I'll leave the details of determining which Intersect is further clockwise to you.

Then all we have to do is go through the list of Intersects in clockwise order until we find the first inward Intersect, and we start building up a list of vertices from the polygon. Each time we get to an outward Intersect we add its intersection point to the list and determine the next inward Intersect by using that method that returns CLOCKWISE or COUNTERCLOCKWISE above. If the next one is clockwise then we just continue, but if the next one is counterclockwise then we end this list of vertices, add it to the collection, and start a new list of vertices at the next clockwise inward Intersect.

I hope that helps.

You're right, forget about compare and the sorting idea. That was a mistake; there is no good way to sort them reliably. The Intersects will come already sorted, but depending on the polygon they may be going clockwise or counterclockwise. So I would take the first inward Intersect and check that its direction is clockwise, and if it's not clockwise then go to the next Intersect which should be outward and clockwise, then reverse everything: reverse the order of the vertices of the polygon, reverse the order of the Intersects, turn every inward Intersect into an outward Intersect, and every outward Intersect into an inward Intersect. This means that the outward clockwise Intersect is now an inward clockwise Intersect and you can proceed clockwise from there.

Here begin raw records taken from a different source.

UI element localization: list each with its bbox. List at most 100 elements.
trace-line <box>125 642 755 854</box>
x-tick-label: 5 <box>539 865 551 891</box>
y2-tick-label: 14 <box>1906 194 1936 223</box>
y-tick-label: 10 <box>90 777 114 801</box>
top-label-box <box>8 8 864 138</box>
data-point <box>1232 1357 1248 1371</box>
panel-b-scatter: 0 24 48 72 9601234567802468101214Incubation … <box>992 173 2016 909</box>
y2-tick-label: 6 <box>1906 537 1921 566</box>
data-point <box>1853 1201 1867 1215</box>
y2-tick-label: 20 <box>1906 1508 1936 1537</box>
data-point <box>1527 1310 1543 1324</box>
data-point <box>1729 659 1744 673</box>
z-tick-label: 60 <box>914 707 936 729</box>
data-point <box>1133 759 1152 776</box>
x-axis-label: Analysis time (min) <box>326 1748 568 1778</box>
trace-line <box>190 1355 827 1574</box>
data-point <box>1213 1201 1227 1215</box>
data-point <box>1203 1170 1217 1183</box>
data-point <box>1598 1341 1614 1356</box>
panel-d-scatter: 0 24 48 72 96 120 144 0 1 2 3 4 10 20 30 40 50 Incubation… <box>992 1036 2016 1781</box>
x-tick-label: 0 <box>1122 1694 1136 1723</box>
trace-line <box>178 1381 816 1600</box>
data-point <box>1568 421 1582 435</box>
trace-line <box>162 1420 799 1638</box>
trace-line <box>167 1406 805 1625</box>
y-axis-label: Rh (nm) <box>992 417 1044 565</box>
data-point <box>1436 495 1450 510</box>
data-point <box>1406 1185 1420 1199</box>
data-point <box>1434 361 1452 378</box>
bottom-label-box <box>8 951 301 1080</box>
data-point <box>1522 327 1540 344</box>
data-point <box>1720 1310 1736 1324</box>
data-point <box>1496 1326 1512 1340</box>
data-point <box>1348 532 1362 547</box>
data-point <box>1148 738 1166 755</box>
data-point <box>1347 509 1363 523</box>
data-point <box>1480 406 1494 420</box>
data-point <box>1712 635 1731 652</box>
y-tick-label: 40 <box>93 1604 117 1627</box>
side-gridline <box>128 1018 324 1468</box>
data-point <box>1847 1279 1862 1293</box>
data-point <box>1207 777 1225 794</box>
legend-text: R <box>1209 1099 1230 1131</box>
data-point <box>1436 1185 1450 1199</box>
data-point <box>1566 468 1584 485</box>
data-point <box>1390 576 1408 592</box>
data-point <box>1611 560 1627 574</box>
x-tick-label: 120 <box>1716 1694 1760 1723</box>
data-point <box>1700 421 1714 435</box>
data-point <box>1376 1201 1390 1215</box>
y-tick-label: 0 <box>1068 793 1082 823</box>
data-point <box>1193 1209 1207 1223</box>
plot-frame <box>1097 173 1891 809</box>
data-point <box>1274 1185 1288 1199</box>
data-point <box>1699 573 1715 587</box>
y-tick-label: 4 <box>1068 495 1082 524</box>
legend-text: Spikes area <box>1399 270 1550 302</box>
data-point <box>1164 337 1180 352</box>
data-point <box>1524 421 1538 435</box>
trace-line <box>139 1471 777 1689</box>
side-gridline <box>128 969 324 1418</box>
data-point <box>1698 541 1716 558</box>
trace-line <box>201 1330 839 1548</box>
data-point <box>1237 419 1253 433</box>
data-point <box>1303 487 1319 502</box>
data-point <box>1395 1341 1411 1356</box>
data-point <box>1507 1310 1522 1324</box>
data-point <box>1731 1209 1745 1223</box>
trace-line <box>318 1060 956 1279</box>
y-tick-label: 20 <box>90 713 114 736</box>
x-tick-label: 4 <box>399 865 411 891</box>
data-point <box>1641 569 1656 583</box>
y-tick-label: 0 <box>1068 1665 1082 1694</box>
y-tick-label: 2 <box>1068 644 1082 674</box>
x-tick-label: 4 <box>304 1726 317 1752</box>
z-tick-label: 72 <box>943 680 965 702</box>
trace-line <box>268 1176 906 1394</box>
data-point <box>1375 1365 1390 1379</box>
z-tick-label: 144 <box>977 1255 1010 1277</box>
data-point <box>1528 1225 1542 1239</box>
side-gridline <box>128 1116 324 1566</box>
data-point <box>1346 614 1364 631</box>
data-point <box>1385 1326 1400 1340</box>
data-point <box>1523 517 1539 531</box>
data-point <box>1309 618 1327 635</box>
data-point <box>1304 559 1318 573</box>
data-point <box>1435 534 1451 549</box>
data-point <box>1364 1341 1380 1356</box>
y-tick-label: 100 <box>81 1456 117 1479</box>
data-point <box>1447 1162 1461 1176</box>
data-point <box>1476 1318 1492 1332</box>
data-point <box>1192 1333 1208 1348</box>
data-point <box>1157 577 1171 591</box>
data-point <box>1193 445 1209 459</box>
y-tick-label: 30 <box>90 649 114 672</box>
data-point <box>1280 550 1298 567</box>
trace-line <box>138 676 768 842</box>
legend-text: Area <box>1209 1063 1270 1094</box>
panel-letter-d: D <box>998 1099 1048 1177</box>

You may have to play with these ideas a little bit to get them to work. I haven't tested this.

I've realized that it is an advantage if the polygon is convex. You don't need to determine if a point is inside the polygon, but clipping a concave polygon can result in more than one polygon, and if you can assume that the convex polygon has clockwise vertices then you can connect intersection points in the clockwise direction. Otherwise you would probably need to use a ray from one of the intersection points parallel to the side of the rectangle to decide which direction was the inside direction.

You said it. ;) Actually clipping a concave polygon (with either a convex or concave) can result in more than 2 polygons but convex (with convex) can result in up to 2 polygons. That addes a lot of complexity.

There is no reason to test whether a point is in a polygon.
Whether the polygon is convex or concave, all you have to do is go along each vertex and edge in order.

That's a dangerous assumption by using only edges. Testing for edge intersection tells you only whether a polygon is completely inside or outside another polygon. If the cliping area is completely inside a selected polygon, the program will handle as if it does not touch the polygon at all.